William Langer is firmly established as a legend in North Dakota history. The legend began during his controversial terms as attorney general (1916-1920) and governor (1932-1934 and 1936-1938). A maverick in the United States Senate after his election to the upper chamber in 1940, admirers saw him as a civil libertarian and a defender of the "common man." The loyalty and devotion of his constituents increased over the years because of his willingness to do favors for them and because of his considerable campaign skills. However, a study of his papers, the Congressional Record, and newspaper and magazine articles reveals that Langer introduced few bills that were enacted into law. In addition, he was not taken seriously by his fellow Senators and often devoted his time in Congress to the obstruction of Senate business.

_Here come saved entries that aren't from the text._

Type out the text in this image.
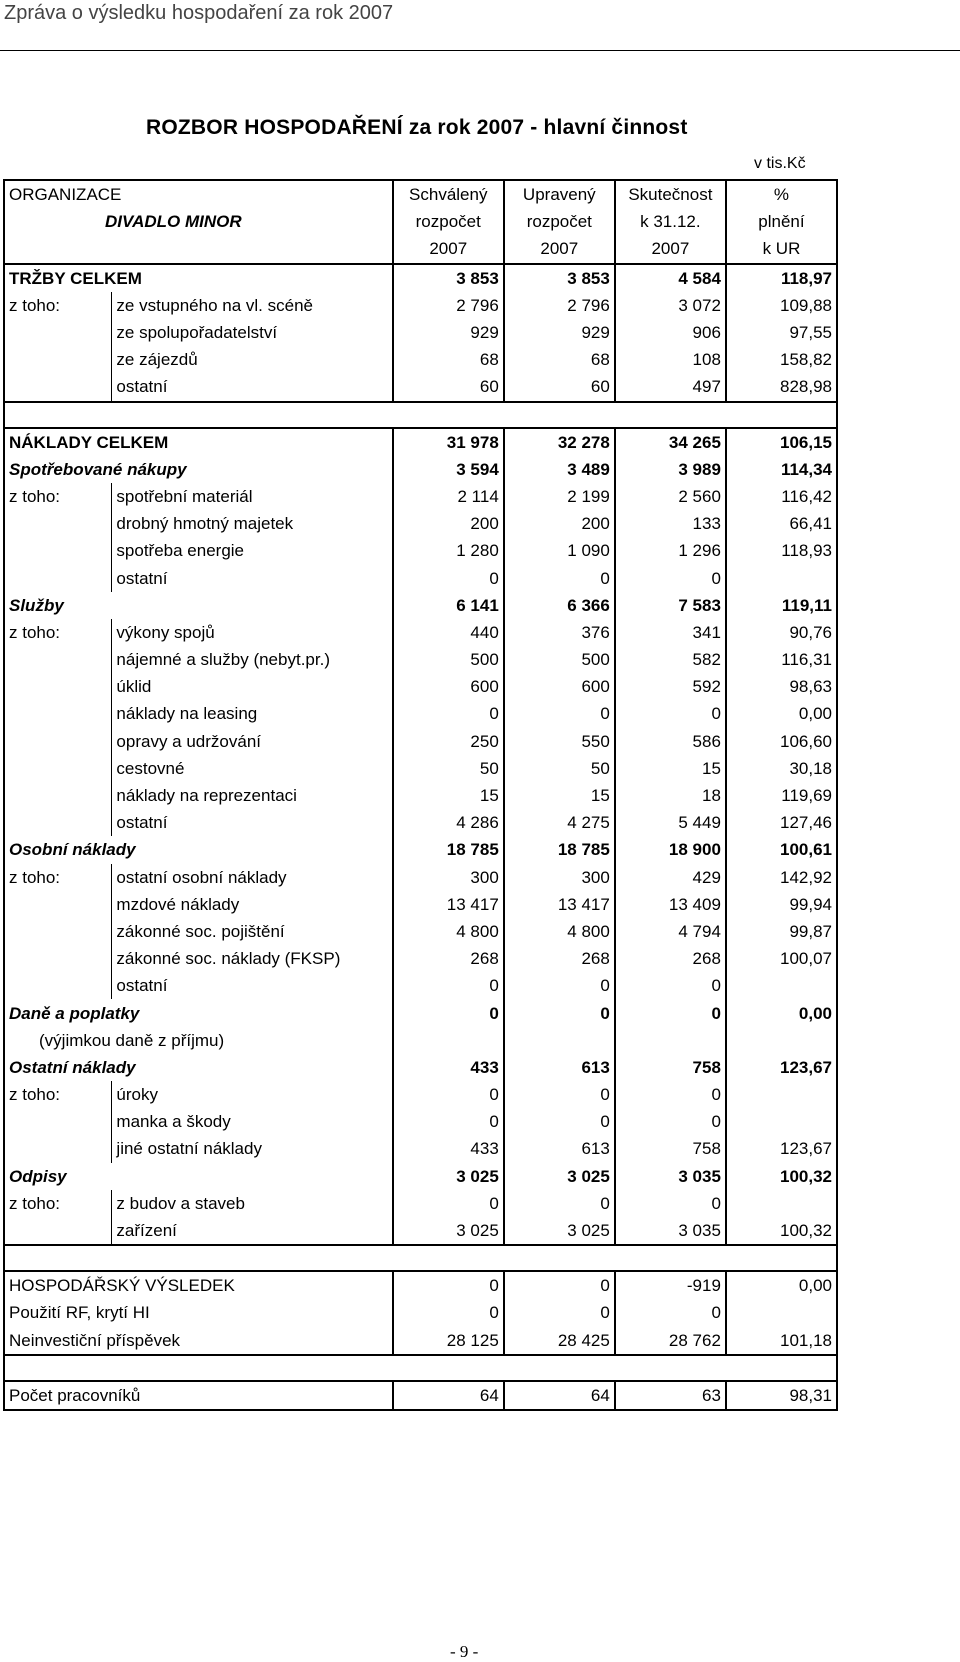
Zpráva o výsledku hospodaření za rok 2007
ROZBOR HOSPODAŘENÍ za rok 2007 - hlavní činnost
v tis.Kč
ORGANIZACE		Schválený	Upravený	Skutečnost	%
DIVADLO MINOR		rozpočet	rozpočet	k 31.12.	plnění
		2007	2007	2007	k UR
TRŽBY CELKEM		3 853	3 853	4 584	118,97
z toho:	ze vstupného na vl. scéně	2 796	2 796	3 072	109,88
	ze spolupořadatelství	929	929	906	97,55
	ze zájezdů	68	68	108	158,82
	ostatní	60	60	497	828,98

NÁKLADY CELKEM		31 978	32 278	34 265	106,15
Spotřebované nákupy		3 594	3 489	3 989	114,34
z toho:	spotřební materiál	2 114	2 199	2 560	116,42
	drobný hmotný majetek	200	200	133	66,41
	spotřeba energie	1 280	1 090	1 296	118,93
	ostatní	0	0	0	
Služby		6 141	6 366	7 583	119,11
z toho:	výkony spojů	440	376	341	90,76
	nájemné a služby (nebyt.pr.)	500	500	582	116,31
	úklid	600	600	592	98,63
	náklady na leasing	0	0	0	0,00
	opravy a udržování	250	550	586	106,60
	cestovné	50	50	15	30,18
	náklady na reprezentaci	15	15	18	119,69
	ostatní	4 286	4 275	5 449	127,46
Osobní náklady		18 785	18 785	18 900	100,61
z toho:	ostatní osobní náklady	300	300	429	142,92
	mzdové náklady	13 417	13 417	13 409	99,94
	zákonné soc. pojištění	4 800	4 800	4 794	99,87
	zákonné soc. náklady (FKSP)	268	268	268	100,07
	ostatní	0	0	0	
Daně a poplatky		0	0	0	0,00
(výjimkou daně z příjmu)					
Ostatní náklady		433	613	758	123,67
z toho:	úroky	0	0	0	
	manka a škody	0	0	0	
	jiné ostatní náklady	433	613	758	123,67
Odpisy		3 025	3 025	3 035	100,32
z toho:	z budov a staveb	0	0	0	
	zařízení	3 025	3 025	3 035	100,32

HOSPODÁŘSKÝ VÝSLEDEK		0	0	-919	0,00
Použití RF, krytí HI		0	0	0	
Neinvestiční příspěvek		28 125	28 425	28 762	101,18

Počet pracovníků		64	64	63	98,31
- 9 -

The first chapter outlines Langer's career before he entered the Senate in 1941, paying particular attention to the development of his political ideas and strategies. The second chapter is an assessment of Langer's peculiar habits in the Senate, as well as a summation of the the views of his colleagues and of the national media towards the North Dakotan.

Chapter three questions the notion that Langer was a humanitarian liberal by concluding that his advocacy of liberal causes was severely limited by his inability to translate his ideas into law. Few of Langer's proposals were taken seriously; his civil rights proposals in particular were usually intended to obstruct Senate business by fostering heated debate.

Chapter four examines Langer's opposition to the Internal Security Act of 1950 and concludes that, although Langer argued against the Act on civil libertarian grounds, his opposition was actually based on the limits the Act placed on immigration by Germans.

Chapter five details Langer's response to the McCarthy era and concludes that, although he never hesitated to employ anti-communist rhetoric, Langer can be properly placed in neither the McCarthyite nor the anti-McCarthyite camp.